Thank you for the respect you showed to your players and for earning their respect back. It showed throughout the season. I watched as you remained cool, never screaming or degrading any of your players, never showing disappointment in the way they played, and showing pride when any of them excelled.

I appreciate all the time you gave up in your personal life for practices and games.

Thank you for teaching -teaching the game to the team.  I know you put in a lot of hard work.

Thank you for learning -learning how to coach; learning about the guys on your team and recognizing strengths and weaknesses in each boy. Learning how to utilize those strengths and minimize their weaknesses. Learning how to instill pride and confidence in each player.

Thank you for giving each boy on your team a chance. A chance to be on the team, a chance to grow, to play and to shine. Thank you for creating a "TEAM".

I am proud of the season our team had and how well they played together. The boys deserve a lot of credit as do both of the coaches who worked with them.

I hope you enjoyed our family chant when my grandson was put in the game:

"Hey McCullough's, what time is it? "

"It's ANDREW.......time!!"

One more thing, a special request from  me....Can you guys move up with these boys and become their JV Coaches?

Saturday, February 18, 2017

Manners, Morals and Pride

I can't get over the great feeling that was with me all day Thursday. Those feels are still washing over me today.

Feelings of pride in my grandson, Andrew. You see, his 9th grade basketball team finished playing their last game Wednesday evening. He didn't anticipate getting any playing time since it was a play off game.

Andrew has wanted to be on the basketball team for the past several years. He tried out for three years but this was the year he made it on the team. The coach told him straight up when he put him on the team that he probably wouldn't get a lot of playing time.

The coach told him he was a hard worker and a nice kid. Both are true. Andrew has had to work hard for most things in his life from the first day of his premature life. Things don't always come easy for him. He has struggled through a lot of things in life that most people take for granted - breathing, eating, bad eyesight due to having been given oxygen as a baby.
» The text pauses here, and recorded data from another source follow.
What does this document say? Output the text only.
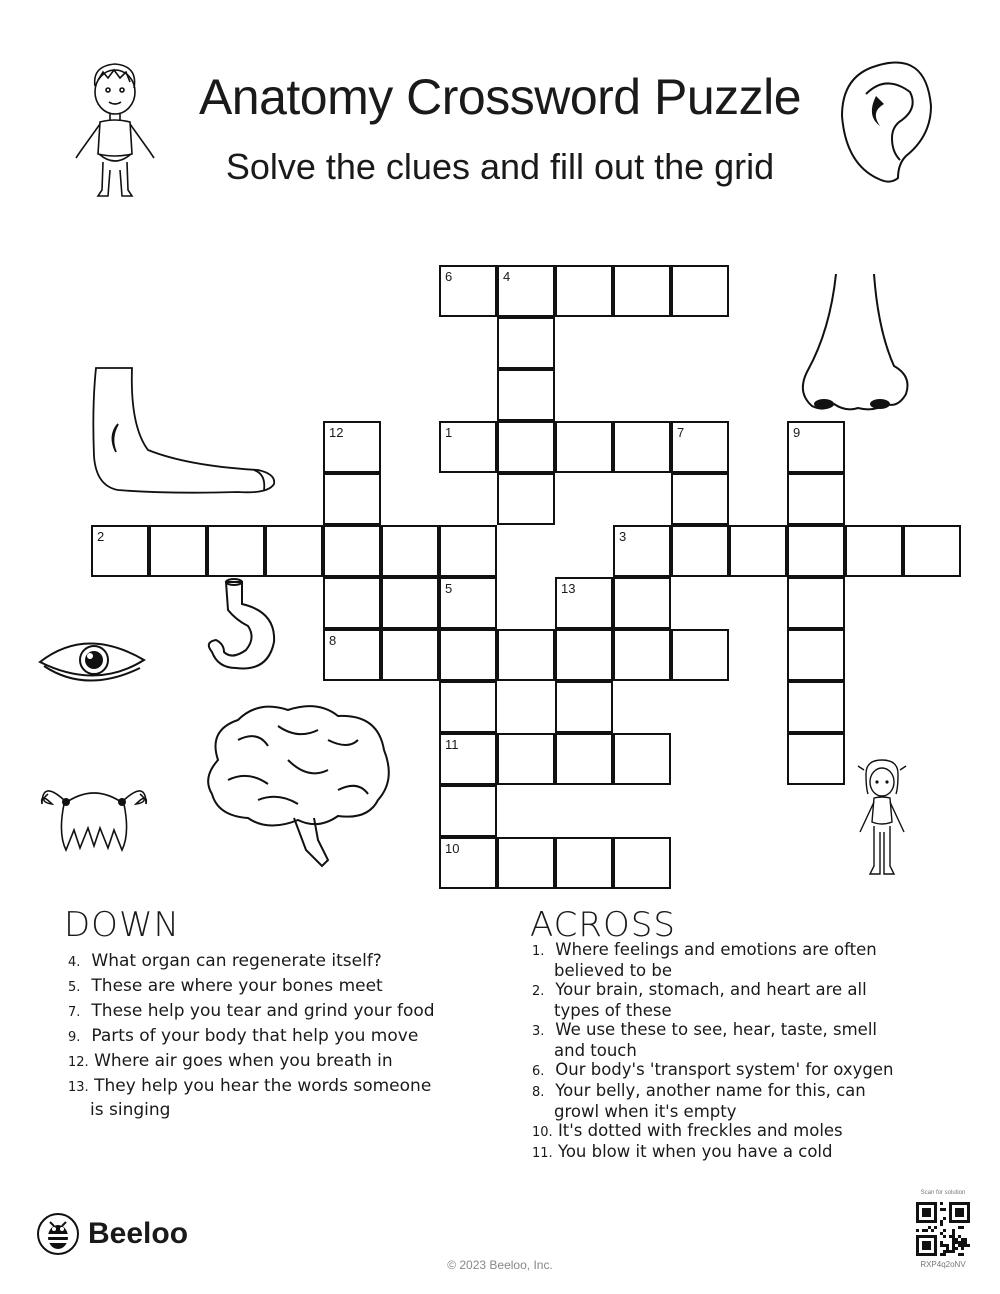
Anatomy Crossword Puzzle
Solve the clues and fill out the grid
6	4
12	1	7	9
2	3
5	13
8
11
10
DOWN
4. What organ can regenerate itself?
5. These are where your bones meet
7. These help you tear and grind your food
9. Parts of your body that help you move
12. Where air goes when you breath in
13. They help you hear the words someone is singing
ACROSS
1. Where feelings and emotions are often believed to be
2. Your brain, stomach, and heart are all types of these
3. We use these to see, hear, taste, smell and touch
6. Our body's 'transport system' for oxygen
8. Your belly, another name for this, can growl when it's empty
10. It's dotted with freckles and moles
11. You blow it when you have a cold
Beeloo
© 2023 Beeloo, Inc.
Scan for solution
RXP4q2oNV
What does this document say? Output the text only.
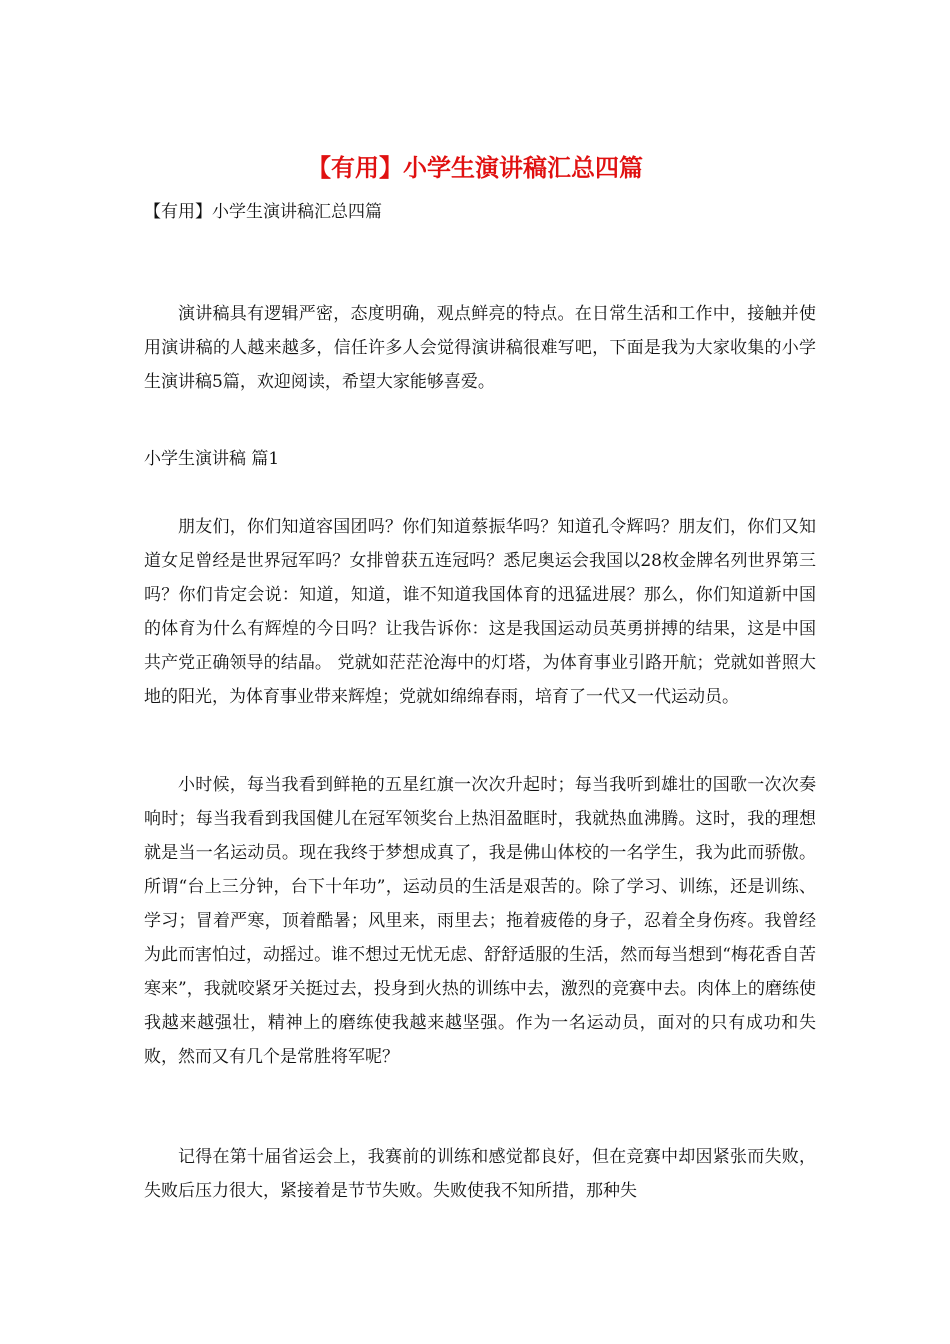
【有用】小学生演讲稿汇总四篇

【有用】小学生演讲稿汇总四篇

演讲稿具有逻辑严密，态度明确，观点鲜亮的特点。在日常生活和工作中，接触并使用演讲稿的人越来越多，信任许多人会觉得演讲稿很难写吧，下面是我为大家收集的小学生演讲稿5篇，欢迎阅读，希望大家能够喜爱。

小学生演讲稿 篇1

朋友们，你们知道容国团吗？你们知道蔡振华吗？知道孔令辉吗？朋友们，你们又知道女足曾经是世界冠军吗？女排曾获五连冠吗？悉尼奥运会我国以28枚金牌名列世界第三吗？你们肯定会说：知道，知道，谁不知道我国体育的迅猛进展？那么，你们知道新中国的体育为什么有辉煌的今日吗？让我告诉你：这是我国运动员英勇拼搏的结果，这是中国共产党正确领导的结晶。 党就如茫茫沧海中的灯塔，为体育事业引路开航；党就如普照大地的阳光，为体育事业带来辉煌；党就如绵绵春雨，培育了一代又一代运动员。

小时候，每当我看到鲜艳的五星红旗一次次升起时；每当我听到雄壮的国歌一次次奏响时；每当我看到我国健儿在冠军领奖台上热泪盈眶时，我就热血沸腾。这时，我的理想就是当一名运动员。现在我终于梦想成真了，我是佛山体校的一名学生，我为此而骄傲。所谓“台上三分钟，台下十年功”，运动员的生活是艰苦的。除了学习、训练，还是训练、学习；冒着严寒，顶着酷暑；风里来，雨里去；拖着疲倦的身子，忍着全身伤疼。我曾经为此而害怕过，动摇过。谁不想过无忧无虑、舒舒适服的生活，然而每当想到“梅花香自苦寒来”，我就咬紧牙关挺过去，投身到火热的训练中去，激烈的竞赛中去。肉体上的磨练使我越来越强壮，精神上的磨练使我越来越坚强。作为一名运动员，面对的只有成功和失败，然而又有几个是常胜将军呢？

记得在第十届省运会上，我赛前的训练和感觉都良好，但在竞赛中却因紧张而失败，失败后压力很大，紧接着是节节失败。失败使我不知所措，那种失
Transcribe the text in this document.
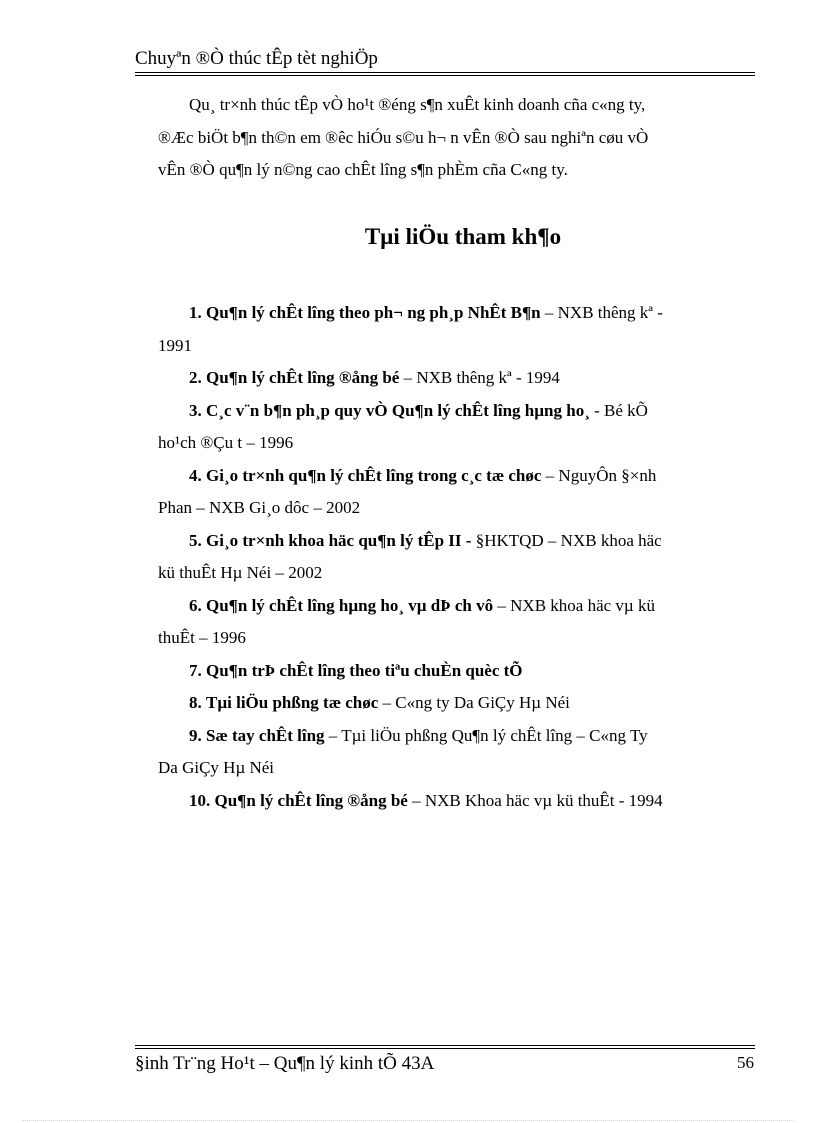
Chuyªn ®Ò thúc tÊp tèt nghiÖp
Qu¸ tr×nh thúc tÊp vÒ ho¹t ®éng s¶n xuÊt kinh doanh cña c«ng ty,
®Æc biÖt b¶n th©n em ®êc hiÓu s©u h¬ n vÊn ®Ò sau nghiªn cøu vÒ
vÊn ®Ò qu¶n lý n©ng cao chÊt lîng s¶n phÈm cña C«ng ty.
Tµi liÖu tham kh¶o
1. Qu¶n lý chÊt lîng theo ph¬ ng ph¸p NhÊt B¶n – NXB thêng kª -
1991
2. Qu¶n lý chÊt lîng ®ång bé – NXB thêng kª - 1994
3. C¸c v¨n b¶n ph¸p quy vÒ Qu¶n lý chÊt lîng hµng ho¸ - Bé kÕ
ho¹ch ®Çu t – 1996
4. Gi¸o tr×nh qu¶n lý chÊt lîng trong c¸c tæ chøc – NguyÔn §×nh
Phan – NXB Gi¸o dôc – 2002
5. Gi¸o tr×nh khoa häc qu¶n lý tÊp II - §HKTQD – NXB khoa häc
kü thuÊt Hµ Néi – 2002
6. Qu¶n lý chÊt lîng hµng ho¸ vµ dÞ ch vô – NXB khoa häc vµ kü
thuÊt – 1996
7. Qu¶n trÞ chÊt lîng theo tiªu chuÈn quèc tÕ
8. Tµi liÖu phßng tæ chøc – C«ng ty Da GiÇy Hµ Néi
9. Sæ tay chÊt lîng – Tµi liÖu phßng Qu¶n lý chÊt lîng – C«ng Ty
Da GiÇy Hµ Néi
10. Qu¶n lý chÊt lîng ®ång bé – NXB Khoa häc vµ kü thuÊt - 1994
§inh Tr¨ng Ho¹t – Qu¶n lý kinh tÕ 43A	56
He has gone through more surgeries in his young life than most people go through in their entire life.

Yet Andrew is such a positive, caring, and kind person. He has a commitment to God that he lives in his life everyday. He sets the bar high for his friends and teammates, sometimes reprimanding in a nice way when their language or words are not the best.

Andrew is grateful and not ashamed to show it. He thanks me always when I do things for him, take him places, give him things, etc.

And grateful would be a good word to describe how he felt when he was put on the team. When the coach told him he wouldn't play much, he told the coach he didn't care. He just wants to be on the team. He worked hard during the practices and would have gone for more or longer practices if he could.

What makes me swell with pride over this special young man now is his manners and gratitude. After the game was over, he told his coach, "Thank you for having me on the team."

To that, the coach replied something like, "I would have you on my team any day, Andrew!"

How many kids take the time to thank their coach period? Probably not many.

You Go Andrew. You are my Brave Heart as you always have been!